Ma che fine ha fatto il buon proposito, dichiarato più volte in questi ultimi 6 mesi dal ministro dell’istruzione Stefania Giannini, di rinnovare il contratto della scuola? Apriamo il libro dei ricordi e troviamo che, già alla fine di febbraio 2014, il ministro Giannini dichiarava al Corriere della Sera: “Gli insegnanti? Sono pagati troppo poco”.
Alla fine di marzo 2014 la Giannini afferma: “Il sistema di valutazione si lega anche al rinnovo del contratto. L’obiettivo è la valorizzazione delle figure che aiutano lo sviluppo dell’autonomia scolastica e una carriera che non può più essere legata solo agli scatti di anzianità”.
Continuando a girare le pagine di questo libro virtuale, ricordiamo che tra la fine di aprile e la metà di maggio 2014 lo stesso ministro Giannini, lancia la sfida ai sindacati, imponendo un rinnovo in tempi stretti di un contratto-scuola che si basi principalmente sul riconoscimento del merito degli insegnanti. Partendo dal principio che i docenti non sono tutti uguali, il ministro Giannini è decisa a rivoluzionare il sistema di avanzamento di carriera economica dei docenti. In questa occasione la responsabile del Miur bacchetta pesantemente i sindacati : “La funzione del sindacato non è quella di proteggere in qualche modo i diritti acquisiti ma di partecipare ad un processo di profonda trasformazione”.
Nel ricordare le dichiarazioni fatte dal ministro dell’Istruzione Giannini, ritorna sempre d’attualità l’intenzione di rinnovare il contratto della scuola, che ormai non è più rinnovato dal 2007 e che ha perso anche la sua identità giuridica nel corso di questi anni. Un contratto deprivato di alcuni diritti, abrogati scientemente per via legislativa dal 2008 ad oggi. Adesso urge il suo rinnovamento, così come urge la riscrittura del Testo unico della scuola, che è troppo vecchio, strutturato per una scuola centralizzata e che non ha visto la luce quando ancora non era nata l’autonomia scolastica.
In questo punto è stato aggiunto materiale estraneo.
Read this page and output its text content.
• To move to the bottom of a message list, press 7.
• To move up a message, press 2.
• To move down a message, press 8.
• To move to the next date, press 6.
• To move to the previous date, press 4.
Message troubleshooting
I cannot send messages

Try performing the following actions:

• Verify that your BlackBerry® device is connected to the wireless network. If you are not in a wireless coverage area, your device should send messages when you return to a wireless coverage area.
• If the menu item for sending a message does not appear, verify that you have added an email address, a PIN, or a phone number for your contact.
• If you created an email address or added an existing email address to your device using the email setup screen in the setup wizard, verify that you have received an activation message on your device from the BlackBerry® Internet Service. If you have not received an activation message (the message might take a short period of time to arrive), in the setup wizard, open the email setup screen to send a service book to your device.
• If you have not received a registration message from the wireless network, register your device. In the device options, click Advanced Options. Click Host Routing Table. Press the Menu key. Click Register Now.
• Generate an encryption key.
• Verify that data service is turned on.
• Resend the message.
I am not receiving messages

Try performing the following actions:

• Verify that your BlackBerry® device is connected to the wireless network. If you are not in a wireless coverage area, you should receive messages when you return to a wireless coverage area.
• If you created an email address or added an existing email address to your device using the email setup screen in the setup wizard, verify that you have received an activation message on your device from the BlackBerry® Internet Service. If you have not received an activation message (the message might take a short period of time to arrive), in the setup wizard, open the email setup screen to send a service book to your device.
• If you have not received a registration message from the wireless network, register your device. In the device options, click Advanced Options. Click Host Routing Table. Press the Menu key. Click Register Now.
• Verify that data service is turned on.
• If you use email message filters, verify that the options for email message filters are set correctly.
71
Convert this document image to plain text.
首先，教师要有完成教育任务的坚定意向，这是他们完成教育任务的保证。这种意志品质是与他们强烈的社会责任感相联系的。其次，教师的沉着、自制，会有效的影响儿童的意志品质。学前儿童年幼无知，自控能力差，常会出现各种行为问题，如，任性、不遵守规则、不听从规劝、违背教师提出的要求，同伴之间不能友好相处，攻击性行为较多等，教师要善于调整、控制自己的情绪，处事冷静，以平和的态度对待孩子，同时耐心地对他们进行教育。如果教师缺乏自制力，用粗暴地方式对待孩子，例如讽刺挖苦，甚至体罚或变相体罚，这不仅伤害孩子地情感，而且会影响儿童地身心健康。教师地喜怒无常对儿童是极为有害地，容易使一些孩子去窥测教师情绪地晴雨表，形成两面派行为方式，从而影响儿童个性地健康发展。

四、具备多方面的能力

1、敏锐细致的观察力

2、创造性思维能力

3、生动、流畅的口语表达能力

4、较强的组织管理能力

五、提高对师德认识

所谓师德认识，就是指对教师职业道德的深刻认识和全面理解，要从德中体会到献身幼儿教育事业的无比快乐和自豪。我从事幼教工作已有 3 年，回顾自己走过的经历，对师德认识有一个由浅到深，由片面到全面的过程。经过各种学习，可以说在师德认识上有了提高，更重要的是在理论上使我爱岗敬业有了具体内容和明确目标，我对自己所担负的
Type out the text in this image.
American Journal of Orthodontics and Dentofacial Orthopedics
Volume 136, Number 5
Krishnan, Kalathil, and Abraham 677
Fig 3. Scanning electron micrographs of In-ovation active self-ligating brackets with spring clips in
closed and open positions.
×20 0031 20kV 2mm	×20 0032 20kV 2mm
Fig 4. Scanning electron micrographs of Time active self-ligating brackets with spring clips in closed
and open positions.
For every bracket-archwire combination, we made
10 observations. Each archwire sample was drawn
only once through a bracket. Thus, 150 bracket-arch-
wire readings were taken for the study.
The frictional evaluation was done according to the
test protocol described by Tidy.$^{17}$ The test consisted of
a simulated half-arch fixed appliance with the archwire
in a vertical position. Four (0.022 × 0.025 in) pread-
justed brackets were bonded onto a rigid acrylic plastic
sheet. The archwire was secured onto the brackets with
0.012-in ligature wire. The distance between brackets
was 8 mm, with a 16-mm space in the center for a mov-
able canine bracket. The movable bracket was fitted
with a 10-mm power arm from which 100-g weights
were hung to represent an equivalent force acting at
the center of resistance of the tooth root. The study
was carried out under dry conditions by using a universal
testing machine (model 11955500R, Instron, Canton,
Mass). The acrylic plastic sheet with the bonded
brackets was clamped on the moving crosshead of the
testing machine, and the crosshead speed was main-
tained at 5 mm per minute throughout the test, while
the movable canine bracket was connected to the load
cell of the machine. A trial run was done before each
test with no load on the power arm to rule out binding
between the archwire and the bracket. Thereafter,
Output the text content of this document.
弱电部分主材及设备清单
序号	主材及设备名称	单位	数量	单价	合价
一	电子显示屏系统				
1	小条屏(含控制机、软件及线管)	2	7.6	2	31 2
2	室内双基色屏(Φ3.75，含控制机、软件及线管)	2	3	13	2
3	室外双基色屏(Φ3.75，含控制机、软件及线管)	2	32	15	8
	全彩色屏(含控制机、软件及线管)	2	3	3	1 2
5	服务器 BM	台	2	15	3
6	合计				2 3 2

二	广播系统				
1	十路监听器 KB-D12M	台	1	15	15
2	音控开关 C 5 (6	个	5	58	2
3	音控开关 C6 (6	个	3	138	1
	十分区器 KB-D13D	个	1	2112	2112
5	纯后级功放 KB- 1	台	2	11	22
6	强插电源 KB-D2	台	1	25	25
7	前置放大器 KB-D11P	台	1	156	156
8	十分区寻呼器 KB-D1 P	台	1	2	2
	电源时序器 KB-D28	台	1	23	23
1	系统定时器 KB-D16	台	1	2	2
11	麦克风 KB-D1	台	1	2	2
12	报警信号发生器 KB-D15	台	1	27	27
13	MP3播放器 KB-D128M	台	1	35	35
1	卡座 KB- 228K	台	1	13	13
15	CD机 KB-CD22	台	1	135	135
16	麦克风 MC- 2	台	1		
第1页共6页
Anche ultimamente a fine agosto il ministro Giannini parla di rinnovo del contratto: ”Chi fa di più prende più soldi”.
Questa sarebbe la ratio principale da inserire nel confronto del rinnovo del contratto degli insegnanti previsto comunque per il 2015. Il responsabile del Miur ritiene che la riforma delle supplenze rientrerà anche nel prossimo contratto che potrebbe prevedere nuove figure professionali o cambiare le mansioni di alcuni insegnanti che andrebbero a coordinare progetti formativi”. Si parla molto di rinnovo del contratto, ma non si convocano i sindacati per trovare un accordo e un punto d’incontro. Come mai? Qual è l’intenzione del ministro riguardo questo rinnovo contrattuale? Per adesso, allo stato dei fatti, si sta parlando di blocco contrattuale per tutto il 2015 e poi mancano le risorse finanziare per rinnovare questo ipotetico contratto. I sindacati sono messi ai margini della discussione ed ogni provvedimento è preso in modo unilaterale dal governo, che procede senza aprire tavoli di confronto con i sindacati. Il governo apre una consultazione via web con famiglie ed insegnanti, saltando il normale confronto con le rappresentanze sindacali. Ma tutto questo è normale? Guardando la storia del nostro Paese, la cosa risulta essere un’assoluta novità. Non è mai successo che i sindacati stessero così lontani e fossero così inascoltati su temi come l’orario di servizio, le fasce di merito e quindi quelle stipendiali. Cosa sta succedendo? Si teme che il governo Renzi stia pensando di compiere, sul rinnovo contrattuale della scuola, un atto unilaterale. Il rischio concreto è che si possa procedere per decreto. Sarebbe un decreto che andrà ad incidere sullo stato giuridico dei docenti e sulla loro progressione di carriera, anche in chiave economica . Se così fosse sarebbe la prima volta che un governo lascerebbe fuori dai tavoli contrattuali i sindacati. Se così sarà assisteremo, purtroppo sulla pelle degli insegnanti, alla fine dell’esperienza del sindacato concertativo. Almeno speriamo che poi risorga un sindacato unito e fortemente rivendicativo, capace di cambiare le regole degli scioperi e di mettere in crisi qualsiasi Governo.